O turismo se espalha por Jamaica, Costa Rica, Peru, Holanda e estados americanos onde as experiências são legalizadas com fins recreativos e terapêuticos

Por Caio Saad, Camille Mello 24 jul 2022, 08h00

Há quem viaje ao México para visitar resquícios de antigas civilizações, abrangendo um leque espetacular de pirâmides, e imergir nas cristalinas e tranquilas águas do Caribe. Mas outra rota bem diferente se descortina por ali, um tipo de turismo que começa a despontar também em outros cantos do planeta. Ao norte da atribulada Riviera Maia, a americana Holly Hollingsworth dispensou toda aquela beleza cultural e natural para mergulhar em uma viagem, com o perdão do trocadilho, bem distinta: passou uma semana no resort The Buena Vida, onde embarcou em uma experiência psicodélico-espiritual embasada no consumo de cogumelos. A estada foi tão intensa que encontrou por lá um caminho para apaziguar sua ansiedade e depressão, que resistiam a todos os tratamentos. “O retiro fez com que eu me voltasse para mim mesma. Foi uma experiência de outro mundo”, relatou a VEJA, na linguagem típica dos convertidos.

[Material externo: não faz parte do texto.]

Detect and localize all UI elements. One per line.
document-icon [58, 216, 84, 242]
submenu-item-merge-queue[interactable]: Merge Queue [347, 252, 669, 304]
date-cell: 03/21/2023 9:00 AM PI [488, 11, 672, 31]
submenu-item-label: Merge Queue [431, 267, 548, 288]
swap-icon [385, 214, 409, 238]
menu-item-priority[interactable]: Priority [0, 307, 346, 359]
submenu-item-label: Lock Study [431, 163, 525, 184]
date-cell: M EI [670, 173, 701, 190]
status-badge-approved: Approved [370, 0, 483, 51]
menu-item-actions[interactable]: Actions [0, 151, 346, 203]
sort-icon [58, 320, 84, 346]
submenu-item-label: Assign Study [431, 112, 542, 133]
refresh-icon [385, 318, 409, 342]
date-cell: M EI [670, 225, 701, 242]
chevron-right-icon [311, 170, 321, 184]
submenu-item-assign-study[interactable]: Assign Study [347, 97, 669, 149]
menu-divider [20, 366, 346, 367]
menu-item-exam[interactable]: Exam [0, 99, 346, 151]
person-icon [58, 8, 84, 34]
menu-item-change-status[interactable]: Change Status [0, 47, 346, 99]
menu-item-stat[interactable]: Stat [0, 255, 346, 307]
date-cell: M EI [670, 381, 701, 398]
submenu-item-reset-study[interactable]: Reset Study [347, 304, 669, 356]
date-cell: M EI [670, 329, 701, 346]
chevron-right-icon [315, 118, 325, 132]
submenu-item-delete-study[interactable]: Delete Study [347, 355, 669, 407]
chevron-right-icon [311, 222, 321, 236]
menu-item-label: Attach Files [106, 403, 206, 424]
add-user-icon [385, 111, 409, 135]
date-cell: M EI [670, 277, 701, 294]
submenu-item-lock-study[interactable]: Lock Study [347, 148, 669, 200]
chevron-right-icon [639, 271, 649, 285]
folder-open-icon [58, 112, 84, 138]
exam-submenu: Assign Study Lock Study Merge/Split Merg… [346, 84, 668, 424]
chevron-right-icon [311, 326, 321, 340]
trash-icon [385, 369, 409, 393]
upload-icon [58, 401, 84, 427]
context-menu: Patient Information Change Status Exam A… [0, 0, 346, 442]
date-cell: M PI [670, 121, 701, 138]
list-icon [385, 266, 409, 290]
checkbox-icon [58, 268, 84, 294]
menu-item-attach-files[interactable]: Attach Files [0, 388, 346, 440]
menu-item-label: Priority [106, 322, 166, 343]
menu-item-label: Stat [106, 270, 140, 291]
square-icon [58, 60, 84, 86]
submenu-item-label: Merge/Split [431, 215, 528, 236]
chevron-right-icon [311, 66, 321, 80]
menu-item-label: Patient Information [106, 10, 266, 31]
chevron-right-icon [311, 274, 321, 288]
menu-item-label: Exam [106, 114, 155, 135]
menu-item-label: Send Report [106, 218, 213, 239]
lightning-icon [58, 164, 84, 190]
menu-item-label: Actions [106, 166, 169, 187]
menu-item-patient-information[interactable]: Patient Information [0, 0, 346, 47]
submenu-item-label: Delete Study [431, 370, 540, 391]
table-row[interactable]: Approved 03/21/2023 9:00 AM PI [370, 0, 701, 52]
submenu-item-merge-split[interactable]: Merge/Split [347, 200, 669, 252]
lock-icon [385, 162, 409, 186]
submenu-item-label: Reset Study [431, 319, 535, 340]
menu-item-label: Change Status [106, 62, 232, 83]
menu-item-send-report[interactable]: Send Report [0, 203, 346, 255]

Assim como o Buena Vida, que se apresenta como “uma aventura segura e sem riscos dentro da região mais mística do universo — seu eu interior” —, hotéis luxuosos voltados para a experiência com substâncias psicoativas como a psilocibina, extraída de cogumelos alucinógenos, e a ayahuasca, bebida feita a partir da mistura de variadas espécies do cipó, estão se espalhando por Jamaica, Costa Rica, Peru, Holanda e estados americanos, onde elas são legalizadas com fins recreativos e terapêuticos. Com paisagens exuberantes e muita tranquilidade, o Buena Vida, inaugurado em 2019, oferece, além das cerimônias com psilocibina, sessões de ioga, meditação, massagem, reiki e musicoterapia em dependências luxuosas espalhadas por uma área de 6 000 metros quadrados à beira-mar. O custo do pacote all inclusive para programações de, em média, sete dias varia de 3 000 a 15 000 dólares para cada um dos quinze participantes. O resort também atende grupos privados e promove retiros de casais. “Isso é para aqueles que buscam experiências de cura mais profundas e íntimas”, explica Amanda Schendel, fundadora do Buena Vida.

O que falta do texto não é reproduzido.